Ultimately, the missionaries’ evangelical overtures engendered resistance from Muslim activists and led to the emergence of new organizations such as the Muslim Brotherhood. These Muslim organizations, in turn, prompted the Egyptian government to enact legislation to curtail missionary activities. By the early 1930s, changing political circumstances in Egypt were leading the American Presbyterians to revise their approach to missionary service in ways that had long-term repercussions for the culture of American evangelicalism and for the liberal-conservative Protestant divide. Sharkey finds that even Muslim activists came out changed by the missionary encounter insofar as many of them adapted Christian-missionary methods of popular outreach such as preaching in coffee houses and the establishment of youth groups and sports clubs.

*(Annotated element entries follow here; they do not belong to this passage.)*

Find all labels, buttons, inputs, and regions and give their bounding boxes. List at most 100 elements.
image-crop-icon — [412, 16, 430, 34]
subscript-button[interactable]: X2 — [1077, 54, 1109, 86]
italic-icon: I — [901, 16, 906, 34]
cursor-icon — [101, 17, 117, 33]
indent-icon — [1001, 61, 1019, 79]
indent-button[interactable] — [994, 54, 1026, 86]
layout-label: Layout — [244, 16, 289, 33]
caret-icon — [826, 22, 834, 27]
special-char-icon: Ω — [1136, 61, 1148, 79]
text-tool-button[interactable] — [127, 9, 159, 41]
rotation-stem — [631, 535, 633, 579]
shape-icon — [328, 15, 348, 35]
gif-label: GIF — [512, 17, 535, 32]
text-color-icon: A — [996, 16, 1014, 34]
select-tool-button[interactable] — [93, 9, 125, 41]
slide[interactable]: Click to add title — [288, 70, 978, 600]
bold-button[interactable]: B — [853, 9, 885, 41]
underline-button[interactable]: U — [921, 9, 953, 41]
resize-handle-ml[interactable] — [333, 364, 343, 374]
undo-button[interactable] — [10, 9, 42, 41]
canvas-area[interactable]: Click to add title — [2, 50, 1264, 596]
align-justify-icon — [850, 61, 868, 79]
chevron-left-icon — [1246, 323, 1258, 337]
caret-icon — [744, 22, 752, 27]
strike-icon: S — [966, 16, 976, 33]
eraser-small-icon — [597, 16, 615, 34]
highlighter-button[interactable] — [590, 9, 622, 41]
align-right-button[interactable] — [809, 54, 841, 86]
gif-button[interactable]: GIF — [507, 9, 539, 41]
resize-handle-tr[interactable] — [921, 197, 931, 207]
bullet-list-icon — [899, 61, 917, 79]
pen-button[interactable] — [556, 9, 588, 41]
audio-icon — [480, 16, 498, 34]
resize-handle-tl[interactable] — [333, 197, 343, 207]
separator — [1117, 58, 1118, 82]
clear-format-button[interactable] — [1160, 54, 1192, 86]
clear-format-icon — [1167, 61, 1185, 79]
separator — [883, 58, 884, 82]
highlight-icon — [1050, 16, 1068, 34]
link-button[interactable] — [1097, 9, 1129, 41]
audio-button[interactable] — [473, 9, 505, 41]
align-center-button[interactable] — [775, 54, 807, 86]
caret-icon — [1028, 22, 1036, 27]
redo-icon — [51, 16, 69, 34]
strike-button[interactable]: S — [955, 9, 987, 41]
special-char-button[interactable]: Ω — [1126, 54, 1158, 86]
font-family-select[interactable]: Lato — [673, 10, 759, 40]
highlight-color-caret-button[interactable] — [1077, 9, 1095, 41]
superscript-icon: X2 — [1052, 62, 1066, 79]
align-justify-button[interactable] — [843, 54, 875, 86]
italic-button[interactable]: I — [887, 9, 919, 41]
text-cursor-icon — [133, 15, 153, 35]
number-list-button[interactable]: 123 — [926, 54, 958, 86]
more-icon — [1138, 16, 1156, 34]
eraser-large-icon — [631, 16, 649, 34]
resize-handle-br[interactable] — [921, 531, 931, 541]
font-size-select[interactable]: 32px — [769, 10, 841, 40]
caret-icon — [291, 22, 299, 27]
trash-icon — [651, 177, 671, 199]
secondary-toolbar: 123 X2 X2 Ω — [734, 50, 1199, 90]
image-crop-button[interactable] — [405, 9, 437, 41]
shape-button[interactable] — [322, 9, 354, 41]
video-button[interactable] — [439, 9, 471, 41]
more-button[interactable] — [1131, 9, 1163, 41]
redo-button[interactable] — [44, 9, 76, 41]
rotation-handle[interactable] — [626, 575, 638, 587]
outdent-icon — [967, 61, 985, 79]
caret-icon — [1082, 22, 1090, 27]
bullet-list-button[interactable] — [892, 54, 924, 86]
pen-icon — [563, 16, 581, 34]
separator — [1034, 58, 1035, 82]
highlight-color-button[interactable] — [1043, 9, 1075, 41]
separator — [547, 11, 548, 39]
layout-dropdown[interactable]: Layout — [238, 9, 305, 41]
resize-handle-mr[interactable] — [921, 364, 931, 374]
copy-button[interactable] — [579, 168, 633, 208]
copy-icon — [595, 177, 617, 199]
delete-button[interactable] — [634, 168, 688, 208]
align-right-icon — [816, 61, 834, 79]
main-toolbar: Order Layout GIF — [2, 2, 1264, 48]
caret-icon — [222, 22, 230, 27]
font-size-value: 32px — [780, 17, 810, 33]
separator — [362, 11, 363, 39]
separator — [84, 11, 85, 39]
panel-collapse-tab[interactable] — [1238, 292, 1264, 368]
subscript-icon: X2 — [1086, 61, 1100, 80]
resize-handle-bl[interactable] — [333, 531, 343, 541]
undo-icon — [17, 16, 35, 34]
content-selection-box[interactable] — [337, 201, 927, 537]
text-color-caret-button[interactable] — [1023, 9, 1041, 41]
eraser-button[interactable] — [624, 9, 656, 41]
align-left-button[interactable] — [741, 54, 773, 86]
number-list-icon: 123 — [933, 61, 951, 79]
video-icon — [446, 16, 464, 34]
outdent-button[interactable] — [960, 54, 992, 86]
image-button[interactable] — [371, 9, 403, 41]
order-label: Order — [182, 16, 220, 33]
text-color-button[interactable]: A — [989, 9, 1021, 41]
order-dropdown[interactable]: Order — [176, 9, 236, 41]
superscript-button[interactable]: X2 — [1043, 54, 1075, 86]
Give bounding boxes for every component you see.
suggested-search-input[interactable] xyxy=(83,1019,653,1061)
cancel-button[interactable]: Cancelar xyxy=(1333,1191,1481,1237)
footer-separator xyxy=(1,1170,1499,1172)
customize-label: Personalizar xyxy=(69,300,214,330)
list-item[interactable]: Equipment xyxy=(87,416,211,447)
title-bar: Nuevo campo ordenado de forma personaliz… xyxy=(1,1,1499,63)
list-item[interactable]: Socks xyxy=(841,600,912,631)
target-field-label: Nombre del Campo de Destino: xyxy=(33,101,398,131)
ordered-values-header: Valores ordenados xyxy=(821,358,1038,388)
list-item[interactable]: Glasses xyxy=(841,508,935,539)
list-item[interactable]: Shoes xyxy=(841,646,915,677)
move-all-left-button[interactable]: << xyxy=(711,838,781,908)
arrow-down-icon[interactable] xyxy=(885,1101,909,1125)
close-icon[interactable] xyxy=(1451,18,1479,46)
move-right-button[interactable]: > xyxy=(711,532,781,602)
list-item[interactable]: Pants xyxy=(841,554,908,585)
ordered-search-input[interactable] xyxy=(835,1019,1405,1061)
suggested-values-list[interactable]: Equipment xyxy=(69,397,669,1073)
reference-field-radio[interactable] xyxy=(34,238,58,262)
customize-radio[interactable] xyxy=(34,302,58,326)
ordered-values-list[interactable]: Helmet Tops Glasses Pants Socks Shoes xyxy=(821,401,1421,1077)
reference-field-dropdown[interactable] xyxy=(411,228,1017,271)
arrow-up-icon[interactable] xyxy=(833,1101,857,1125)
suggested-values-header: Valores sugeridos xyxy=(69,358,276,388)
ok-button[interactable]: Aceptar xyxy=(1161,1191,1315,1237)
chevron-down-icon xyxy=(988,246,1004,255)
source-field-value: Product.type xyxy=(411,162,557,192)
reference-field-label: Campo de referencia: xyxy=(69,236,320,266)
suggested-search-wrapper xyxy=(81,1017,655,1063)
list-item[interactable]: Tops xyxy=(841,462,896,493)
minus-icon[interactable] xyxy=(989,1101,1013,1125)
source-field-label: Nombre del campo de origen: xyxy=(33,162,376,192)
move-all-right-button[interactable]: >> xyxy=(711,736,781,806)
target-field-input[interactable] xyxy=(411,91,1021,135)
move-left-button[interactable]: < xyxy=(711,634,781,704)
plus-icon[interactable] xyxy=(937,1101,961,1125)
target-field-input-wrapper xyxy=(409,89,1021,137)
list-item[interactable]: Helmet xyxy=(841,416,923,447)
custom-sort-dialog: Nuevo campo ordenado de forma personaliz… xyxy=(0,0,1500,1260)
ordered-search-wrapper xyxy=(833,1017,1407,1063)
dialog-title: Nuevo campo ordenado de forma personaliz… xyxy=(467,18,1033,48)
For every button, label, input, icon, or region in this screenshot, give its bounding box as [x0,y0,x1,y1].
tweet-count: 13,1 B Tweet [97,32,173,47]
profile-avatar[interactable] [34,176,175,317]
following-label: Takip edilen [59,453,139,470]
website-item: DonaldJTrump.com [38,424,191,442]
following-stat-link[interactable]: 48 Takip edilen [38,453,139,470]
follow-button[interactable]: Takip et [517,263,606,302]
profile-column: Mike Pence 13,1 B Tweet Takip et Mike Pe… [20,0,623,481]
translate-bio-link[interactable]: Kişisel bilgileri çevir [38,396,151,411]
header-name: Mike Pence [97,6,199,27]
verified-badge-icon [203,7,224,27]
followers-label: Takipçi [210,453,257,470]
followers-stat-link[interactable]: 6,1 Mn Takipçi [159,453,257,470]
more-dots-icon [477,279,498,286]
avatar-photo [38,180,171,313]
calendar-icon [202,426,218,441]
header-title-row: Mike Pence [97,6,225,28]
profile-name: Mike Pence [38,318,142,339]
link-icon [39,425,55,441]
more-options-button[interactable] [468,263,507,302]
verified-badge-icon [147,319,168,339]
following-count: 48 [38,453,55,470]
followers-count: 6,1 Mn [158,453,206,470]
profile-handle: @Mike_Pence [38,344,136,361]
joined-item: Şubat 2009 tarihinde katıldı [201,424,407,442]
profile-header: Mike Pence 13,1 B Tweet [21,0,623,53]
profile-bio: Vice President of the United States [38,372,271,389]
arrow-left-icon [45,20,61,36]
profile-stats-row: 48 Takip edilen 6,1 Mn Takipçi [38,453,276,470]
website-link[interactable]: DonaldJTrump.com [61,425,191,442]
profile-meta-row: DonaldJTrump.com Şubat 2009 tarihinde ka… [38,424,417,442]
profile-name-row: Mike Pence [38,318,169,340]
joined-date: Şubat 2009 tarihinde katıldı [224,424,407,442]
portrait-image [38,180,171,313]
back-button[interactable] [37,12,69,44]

The missionaries’ experience in Egypt also shaped how American politicians (as well as scholars, artists and tourists) conceived of, portrayed and behaved toward the Islamic world. “[Missionaries] transmitted information and opinions that influenced U.S. foreign policy toward the Middle East,” writes Sharkey. “However, they also challenged U.S. policies, particularly after 1948 vis-à-vis Israeli and Palestinian affairs, when American Presbyterians in Egypt voiced support for the Arab peoples.”
Missionary history, Sharkey argues, is far richer than a story of religious conversions. American Evangelicals in Egypt looks broadly and deeply at the impact of American Presbyterian missionaries on “the social, cultural, and political lives of individuals and communities.” All parties in the encounter came away transformed, often profoundly, and in ways they could not have expected.